Evaluating Prompt Quality
The five dimensions of prompt quality
Not all prompts are equal — but 'this prompt is better' is too vague to be useful. Evaluate prompts on five specific dimensions:
1. Accuracy — Does the output contain correct information? Are factual claims verifiable?
2. Relevance — Does the output actually answer what was asked? Did the AI drift off-topic?
3. Format — Is the output structured as requested? Does the format match the intended use?
4. Completeness — Does the output cover everything needed, or are important elements missing?
5. Consistency — Run the same prompt 3 times. Does it produce reliably similar quality, or is the output unpredictable?
When a prompt underperforms, identify which dimension failed — that tells you exactly how to fix it.
The AI judge pattern
The fastest way to evaluate prompt output quality is to use AI as the judge:
```
You are a prompt output quality evaluator. I will give you a prompt and its output. Rate the output on:
- Accuracy (1-10): Is the information correct and verifiable?
- Relevance (1-10): Does it answer what was asked?
- Format (1-10): Is the structure appropriate for the use case?
- Completeness (1-10): Is anything important missing?
- Consistency: Based on the output, would you expect this prompt to produce similar quality if run 5 more times?
For any score below 8, explain specifically what's wrong and how to fix the prompt to address it.
Prompt: [paste your prompt]
Output: [paste the output to evaluate]
```
This creates a tight feedback loop: prompt → output → AI evaluation → improved prompt. You can iterate 5x faster than manual review.
A/B testing your prompts
For prompts you'll use repeatedly (in a product, automation, or daily workflow), A/B testing gives you data instead of opinions:
How to run a prompt A/B test:
1. Write two versions of the prompt (A: your current version, B: a variation)
2. Run both on the same 10 test inputs
3. Use the AI judge pattern to score each output independently
4. Compare average scores across all 5 dimensions
5. Choose the winner, but keep the loser — sometimes the 'worse' prompt works better for specific edge cases
What to vary in each test:
- The role definition (specific vs. general)
- The instruction phrasing (imperative vs. descriptive)
- The format specification (explicit schema vs. described format)
- The number of examples (0-shot vs. 1-shot vs. 3-shot)
- The output length constraint
Even a small improvement in a prompt used 1,000 times daily creates massive cumulative value.
Prompt quality red flags
Learn to recognize the signals that a prompt needs work:
Red flag 1: The AI apologizes or hedges excessively. 'I'm just an AI and cannot...' or 'As an AI language model...' — the role definition is too vague or conflicting with what you're asking.

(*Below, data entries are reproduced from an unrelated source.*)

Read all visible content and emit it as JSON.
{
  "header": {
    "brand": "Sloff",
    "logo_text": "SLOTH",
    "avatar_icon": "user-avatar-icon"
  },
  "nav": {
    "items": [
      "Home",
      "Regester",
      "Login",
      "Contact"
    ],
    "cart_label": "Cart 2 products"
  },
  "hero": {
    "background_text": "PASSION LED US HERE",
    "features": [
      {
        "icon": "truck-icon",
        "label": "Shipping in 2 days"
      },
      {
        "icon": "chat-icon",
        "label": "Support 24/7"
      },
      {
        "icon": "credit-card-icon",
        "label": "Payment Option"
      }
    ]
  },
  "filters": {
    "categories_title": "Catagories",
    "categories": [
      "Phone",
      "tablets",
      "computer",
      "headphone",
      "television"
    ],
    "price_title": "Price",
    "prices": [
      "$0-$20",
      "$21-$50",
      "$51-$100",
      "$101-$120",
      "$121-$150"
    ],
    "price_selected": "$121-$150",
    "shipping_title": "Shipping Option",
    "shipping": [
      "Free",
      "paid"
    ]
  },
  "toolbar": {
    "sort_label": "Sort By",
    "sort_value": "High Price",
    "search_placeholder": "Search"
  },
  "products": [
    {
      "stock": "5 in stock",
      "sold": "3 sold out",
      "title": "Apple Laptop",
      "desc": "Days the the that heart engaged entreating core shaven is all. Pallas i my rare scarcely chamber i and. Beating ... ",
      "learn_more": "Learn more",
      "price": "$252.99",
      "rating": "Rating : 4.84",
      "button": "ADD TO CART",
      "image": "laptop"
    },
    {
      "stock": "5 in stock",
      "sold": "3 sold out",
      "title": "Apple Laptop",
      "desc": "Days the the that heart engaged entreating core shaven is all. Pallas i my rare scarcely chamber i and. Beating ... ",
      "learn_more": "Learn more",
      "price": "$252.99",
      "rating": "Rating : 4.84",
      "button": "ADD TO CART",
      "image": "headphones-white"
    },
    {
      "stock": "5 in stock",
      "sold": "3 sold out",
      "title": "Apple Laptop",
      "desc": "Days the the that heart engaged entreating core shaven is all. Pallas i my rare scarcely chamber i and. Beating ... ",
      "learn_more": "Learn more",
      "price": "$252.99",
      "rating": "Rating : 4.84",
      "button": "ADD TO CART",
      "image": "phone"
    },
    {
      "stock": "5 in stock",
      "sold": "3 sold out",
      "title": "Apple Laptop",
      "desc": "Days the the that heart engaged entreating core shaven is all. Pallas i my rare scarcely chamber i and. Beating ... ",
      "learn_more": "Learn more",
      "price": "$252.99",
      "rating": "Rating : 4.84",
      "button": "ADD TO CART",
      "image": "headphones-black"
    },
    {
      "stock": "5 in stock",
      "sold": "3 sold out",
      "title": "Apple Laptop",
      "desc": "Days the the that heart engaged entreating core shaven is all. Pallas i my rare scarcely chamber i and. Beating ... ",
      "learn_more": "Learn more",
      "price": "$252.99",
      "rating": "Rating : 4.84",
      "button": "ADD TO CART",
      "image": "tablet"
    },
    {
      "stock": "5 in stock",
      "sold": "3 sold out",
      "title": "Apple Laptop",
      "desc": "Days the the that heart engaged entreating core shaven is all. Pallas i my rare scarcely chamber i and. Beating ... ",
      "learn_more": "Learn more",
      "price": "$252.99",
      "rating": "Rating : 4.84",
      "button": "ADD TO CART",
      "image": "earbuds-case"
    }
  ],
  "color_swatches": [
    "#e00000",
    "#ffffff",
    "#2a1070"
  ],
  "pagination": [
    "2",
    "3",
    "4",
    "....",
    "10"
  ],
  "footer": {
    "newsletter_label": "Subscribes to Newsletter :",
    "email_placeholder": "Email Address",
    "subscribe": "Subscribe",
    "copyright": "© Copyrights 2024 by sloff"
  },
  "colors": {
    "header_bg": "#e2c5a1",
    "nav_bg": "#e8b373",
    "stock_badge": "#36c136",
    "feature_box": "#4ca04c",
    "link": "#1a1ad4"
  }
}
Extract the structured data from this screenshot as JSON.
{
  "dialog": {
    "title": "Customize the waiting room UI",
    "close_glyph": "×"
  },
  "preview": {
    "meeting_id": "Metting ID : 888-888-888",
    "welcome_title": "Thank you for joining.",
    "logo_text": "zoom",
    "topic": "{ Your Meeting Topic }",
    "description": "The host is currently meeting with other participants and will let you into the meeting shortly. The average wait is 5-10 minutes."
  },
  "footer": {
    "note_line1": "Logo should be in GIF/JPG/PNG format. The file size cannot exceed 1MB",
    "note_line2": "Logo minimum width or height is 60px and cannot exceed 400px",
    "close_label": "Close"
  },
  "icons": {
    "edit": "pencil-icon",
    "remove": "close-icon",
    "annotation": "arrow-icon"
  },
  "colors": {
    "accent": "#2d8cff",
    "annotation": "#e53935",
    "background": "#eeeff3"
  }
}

Red flag 2: The output is longer than needed. The AI is padding because the format wasn't specified. Add explicit length constraints.
Red flag 3: The AI answers a different question than asked. The task instruction is ambiguous. Rewrite it as a single, unambiguous sentence.
Red flag 4: The output quality varies wildly between runs. The prompt is relying on the model's discretion too heavily. Add more constraints, a format spec, and examples.
Red flag 5: The AI says 'it depends' without helping you figure out on what. Add: 'If the answer depends on factors, list the top 3 factors and give a recommendation for each scenario.'
Red flag 6: First sentence is a restatement of your question. The AI is warming up. Fix: add 'Skip any introduction. Start directly with [the first element].'
Key Takeaways
- Evaluate prompts on five dimensions: Accuracy, Relevance, Format, Completeness, and Consistency.
- The AI judge pattern uses AI to score its own outputs — creating a fast, scalable quality feedback loop.
- A/B test prompts you use repeatedly; even small improvements compound to massive value at scale.
- Six red flags signal a prompt needs work: excessive hedging, padded output, wrong question answered, high variance, 'it depends' without help, and intro restatement.
Run your first AI judge evaluation
Take any prompt from your library (or from a previous lesson). Run it to get an output. Then run the AI judge pattern on that output. Get scores on all 5 dimensions. Use the feedback to rewrite the prompt and test if the scores improve.